使用以下内容创建gpu-job-windows.yaml文件。

apiVersion: batch/v1
kind: Job
metadata:
  labels:
    k8s-app: gpu-job-windows
  name: gpu-job-windows
  namespace: default
spec:
  parallelism: 1
  completions: 1
  backoffLimit: 3
  manualSelector: true
  selector:
    matchLabels:
      k8s-app: gpu-job-windows
  template:
    metadata:
      labels:
        k8s-app: gpu-job-windows
    spec:
      restartPolicy: Never
      affinity:
        nodeAffinity:
          requiredDuringSchedulingIgnoredDuringExecution:
            nodeSelectorTerms:
              - matchExpressions:
                  - key: type
                    operator: NotIn
                    values:
                      - virtual-kubelet
                  - key: beta.kubernetes.io/os
                    operator: In
                    values:
                      - windows
              - matchExpressions:
                  - key: type
                    operator: NotIn
                    values:
                      - virtual-kubelet
                  - key: kubernetes.io/os
                    operator: In
                    values:
                      - windows
      tolerations:
        - key: os
          value: windows
      containers:
        - name: gpu
          # 根据不同集群的地域，您需修改以下镜像地址中的地域<cn-hangzhou>信息。
          image: registry-cn-hangzhou-vpc.ack.aliyuncs.com/acs/sample-gpu-windows:v1.0.0
          imagePullPolicy: IfNotPresent
          resources:
            limits:
              windows.alibabacloud.com/directx: "1"
            requests:
              windows.alibabacloud.com/directx: "1"

说明

镜像registry-{region}-vpc.ack.aliyuncs.com/acs/sample-gpu-windows是阿里云容器服务提供的Windows GPU加速容器示例镜像。该镜像基于Microsoft Windows制作。更多信息，请参见microsoft-windows。
该示例通过WinMLRunner生成模拟输入数据，对gpu-job-windows任务使用GPU加速后，通过Tiny YOLOv2模型进行100次评估，最终输出相应的性能测量数据。实际结果请以您的操作环境为准。
镜像文件较大（文件大小为15.3 GB），部署应用时拉取镜像时间较长，请耐心等待。

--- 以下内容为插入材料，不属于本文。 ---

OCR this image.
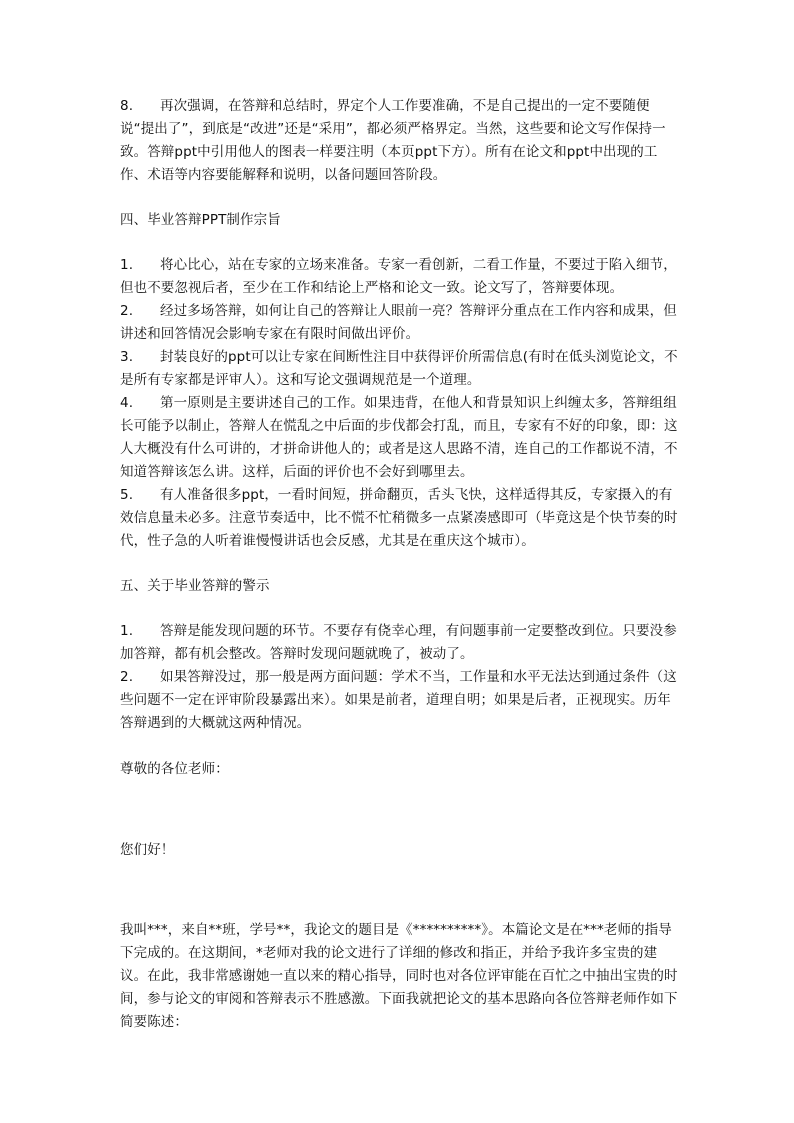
8. 再次强调，在答辩和总结时，界定个人工作要准确，不是自己提出的一定不要随便说“提出了”，到底是“改进”还是“采用”，都必须严格界定。当然，这些要和论文写作保持一致。答辩ppt中引用他人的图表一样要注明（本页ppt下方）。所有在论文和ppt中出现的工作、术语等内容要能解释和说明，以备问题回答阶段。

四、毕业答辩PPT制作宗旨

1. 将心比心，站在专家的立场来准备。专家一看创新，二看工作量，不要过于陷入细节，但也不要忽视后者，至少在工作和结论上严格和论文一致。论文写了，答辩要体现。

2. 经过多场答辩，如何让自己的答辩让人眼前一亮？答辩评分重点在工作内容和成果，但讲述和回答情况会影响专家在有限时间做出评价。

3. 封装良好的ppt可以让专家在间断性注目中获得评价所需信息(有时在低头浏览论文，不是所有专家都是评审人）。这和写论文强调规范是一个道理。

4. 第一原则是主要讲述自己的工作。如果违背，在他人和背景知识上纠缠太多，答辩组组长可能予以制止，答辩人在慌乱之中后面的步伐都会打乱，而且，专家有不好的印象，即：这人大概没有什么可讲的，才拼命讲他人的；或者是这人思路不清，连自己的工作都说不清，不知道答辩该怎么讲。这样，后面的评价也不会好到哪里去。

5. 有人准备很多ppt，一看时间短，拼命翻页，舌头飞快，这样适得其反，专家摄入的有效信息量未必多。注意节奏适中，比不慌不忙稍微多一点紧凑感即可（毕竟这是个快节奏的时代，性子急的人听着谁慢慢讲话也会反感，尤其是在重庆这个城市）。

五、关于毕业答辩的警示

1. 答辩是能发现问题的环节。不要存有侥幸心理，有问题事前一定要整改到位。只要没参加答辩，都有机会整改。答辩时发现问题就晚了，被动了。

2. 如果答辩没过，那一般是两方面问题：学术不当，工作量和水平无法达到通过条件（这些问题不一定在评审阶段暴露出来）。如果是前者，道理自明；如果是后者，正视现实。历年答辩遇到的大概就这两种情况。

尊敬的各位老师：

您们好！

我叫***，来自**班，学号**，我论文的题目是《**********》。本篇论文是在***老师的指导下完成的。在这期间，*老师对我的论文进行了详细的修改和指正，并给予我许多宝贵的建议。在此，我非常感谢她一直以来的精心指导，同时也对各位评审能在百忙之中抽出宝贵的时间，参与论文的审阅和答辩表示不胜感激。下面我就把论文的基本思路向各位答辩老师作如下简要陈述：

执行以下命令，部署gpu-job-windows.yaml，创建示例应用。
```
kubectl create -f gpu-job-windows.yaml
```

执行以下命令，查看示例应用gpu-job-windows的日志信息。

kubectl logs -f gpu-job-windows

预期输出：

INFO: Executing model of "tinyyolov2-7" 100 times within GPU driver ...

Created LearningModelDevice with GPU: NVIDIA GRID T4-8Q
Loading model (path = c:\data\tinyyolov2-7\model.onnx)...
=================================================================
Name: Example Model
Author: OnnxMLTools
Version: 0
Domain: onnxconverter-common
Description: The Tiny YOLO network from the paper 'YOLO9000: Better, Faster, Stronger' (2016), arXiv:1612.08242
Path: c:\data\tinyyolov2-7\model.onnx
Support FP16: false

Input Feature Info:
Name: image
Feature Kind: Image (Height: 416, Width:  416)

Output Feature Info:
Name: grid
Feature Kind: Float

预期输出表明，示例应用gpu-job-windows已成功使用GPU加速功能。